今日は私が住んでるマンションに、江と歩ちゃん、そして五十鈴ちゃんが泊まりに来ている。
大人しい性格の歩ちゃんと、御子柴部長の妹さんと言うだけあってハキハキした五十鈴ちゃん。正反対の2人だけど、どちらもいい子。

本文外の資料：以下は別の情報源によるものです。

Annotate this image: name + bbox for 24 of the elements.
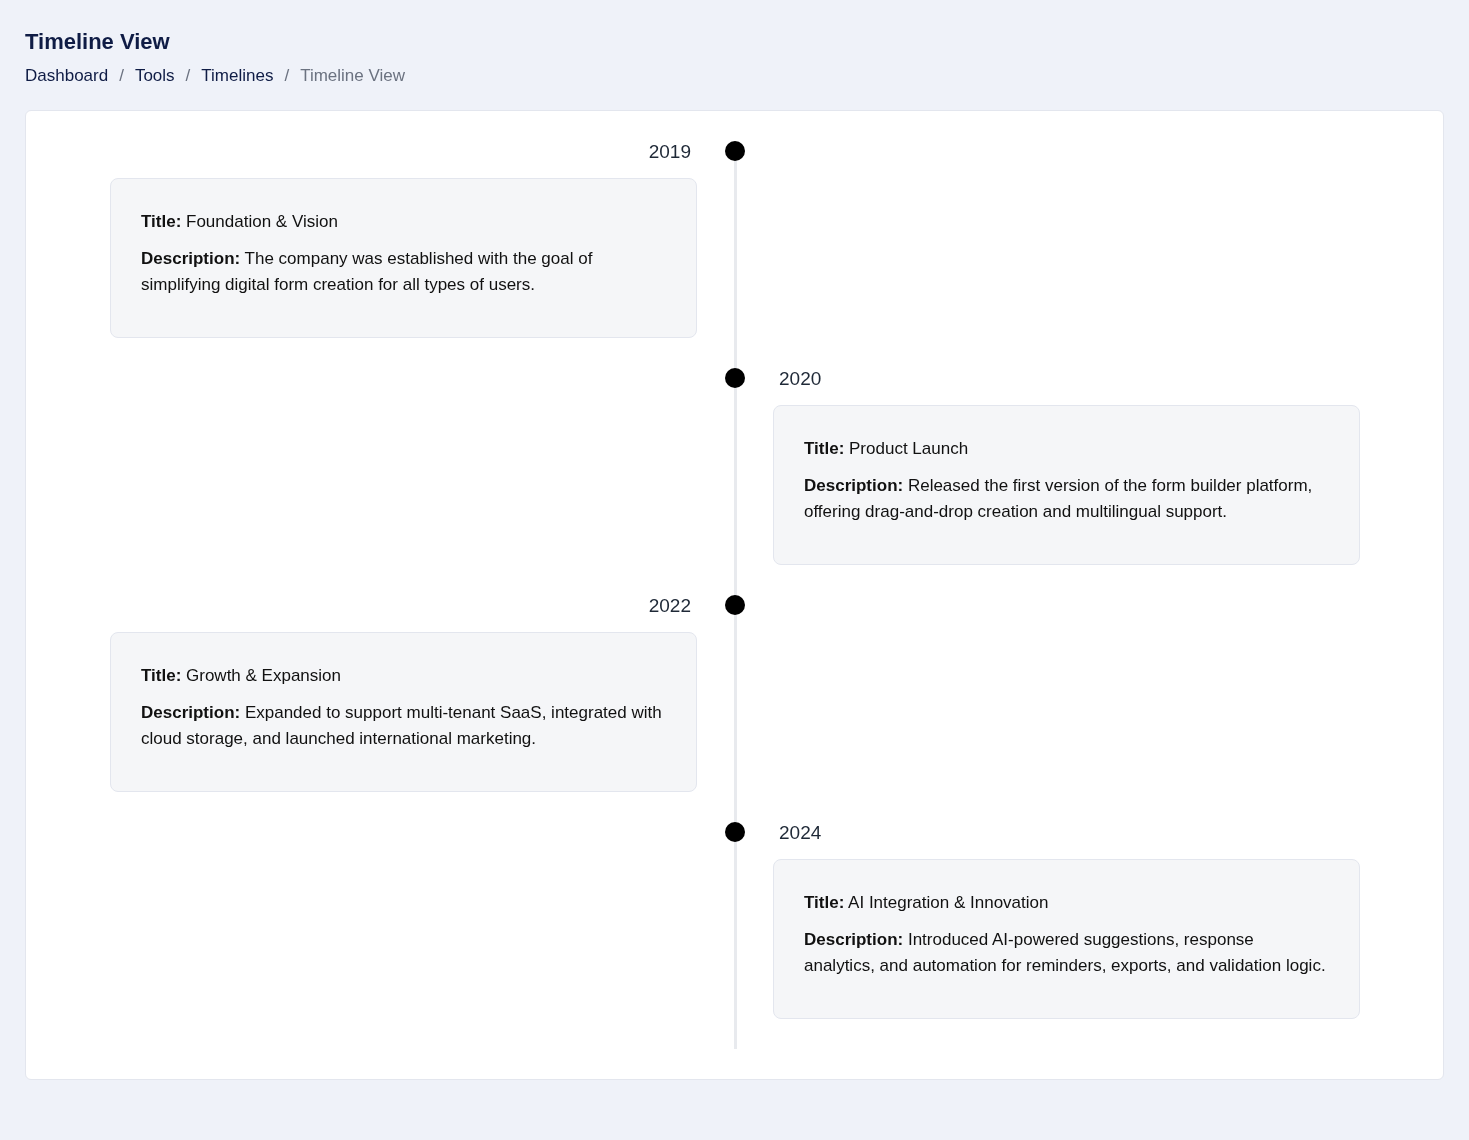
event-title: Title: Product Launch	[804, 438, 970, 460]
breadcrumb-separator: /	[119, 65, 124, 87]
event-title: Title: Growth & Expansion	[141, 665, 342, 687]
event-description: Description: The company was established with the goal of simplifying digital form creation for all types of users.	[141, 248, 594, 296]
breadcrumb-current: Timeline View	[300, 65, 406, 87]
event-year: 2024	[778, 821, 823, 845]
breadcrumb-link[interactable]: Tools	[134, 64, 175, 88]
event-year: 2019	[647, 140, 692, 164]
event-description: Description: Expanded to support multi-tenant SaaS, integrated with cloud storage, and launched international marketing.	[141, 702, 663, 750]
event-year: 2022	[647, 594, 692, 618]
timeline-dot	[725, 141, 745, 161]
timeline-dot	[725, 595, 745, 615]
page-title: Timeline View	[25, 28, 171, 56]
breadcrumb-separator: /	[284, 65, 290, 87]
breadcrumb-link[interactable]: Timelines	[201, 64, 274, 88]
event-description: Description: Introduced AI-powered suggestions, response analytics, and automation for reminders, exports, and validation logic.	[804, 929, 1327, 977]
timeline-dot	[725, 822, 745, 842]
event-year: 2020	[778, 367, 823, 391]
event-description: Description: Released the first version of the form builder platform, offering drag-and-drop creation and multilingual support.	[804, 475, 1314, 523]
breadcrumb-separator: /	[185, 65, 191, 87]
event-title: Title: AI Integration & Innovation	[804, 892, 1050, 914]
timeline-dot	[725, 368, 745, 388]
event-title: Title: Foundation & Vision	[141, 211, 339, 233]
breadcrumb-link[interactable]: Dashboard	[25, 64, 109, 88]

4人でお茶を飲みながら、のんびり話をして少しずつ仲を深めていた。
そんなとき、冒頭の台詞を3人に投げかけられたのだ。
「えっと……私が、しなやかさと硬さを兼ね備えた彫刻のような筋肉と、ふっくらとふくよかで柔らかい脂肪のどちらが好きかってことか……?」
「さすが作家志望の蒼ちゃん!比喩が綺麗!その通り!」
「筋肉の素晴らしさを感じさせる表現……!分かってますね蒼さん!」
「そうなんです……!脂肪の良さはそこなんです……!蒼先輩……!」
キラキラと夜空に瞬く星のような6つの目が、熱を込めてこちらを見つめている。
そんなに期待のこもった目を向けないでほしい……!
思えば、自分が人の体のどこが好きかなんて考えたことがなかった。
「筋肉は素敵ですよ!鍛え上げられたシックスパックとか、力を入れたときに浮き出る線とか!」
「まさに男性らしさの象徴!お兄ちゃんの筋肉なんてもう惚れ惚れしちゃうくらい!」
「低反発素材並の柔らかさを発揮する脂肪も魅力的なんです……!」
「え、えっと」
おかしい。
私が入れたのはマスカットティーで、アルコールは一切入ってない。
なのに3人ともお酒か何かが入ったようなテンションになってる気がする。
何が彼女たちをここまで駆り立てるんだろう……。
「どっち派ですか!?蒼さん!」
ぐいっとお茶を勢いよく飲み干し、五十鈴ちゃんが私との距離を一気に縮める。
思わず体を引くも、後ろは壁だった。
逃げられない。
でも片方を選んだら、もう片方が黙っていない雰囲気だ。
こういう場を丸く収めるには……。
「わ、私は……」
3人がごくりと、重大なお告げでも待つように唾を飲み込む。
私は少しの緊張感を持ちながら、口を開いた。
「……骨格派、かな」
「まさかの骨格派!?」
「新たな萌え要素ですか!?」
江と五十鈴ちゃんが同時に、驚きと残念さが混じった声を上げた。
「手首の骨とか、鎖骨とか、けっこう好きかもしれない……。あと、浮かび上がるあばら骨」
「そういう観点もあるんですね……。私は、それらをふんわり覆う脂肪が好きです」
「鎖骨かぁ……。私は胸骨と鎖骨を起始とする胸鎖乳突筋が好きだなぁ」
「蒼さんの着眼点、意外過ぎますよー!」
ガールズトークは、まだ終わらない。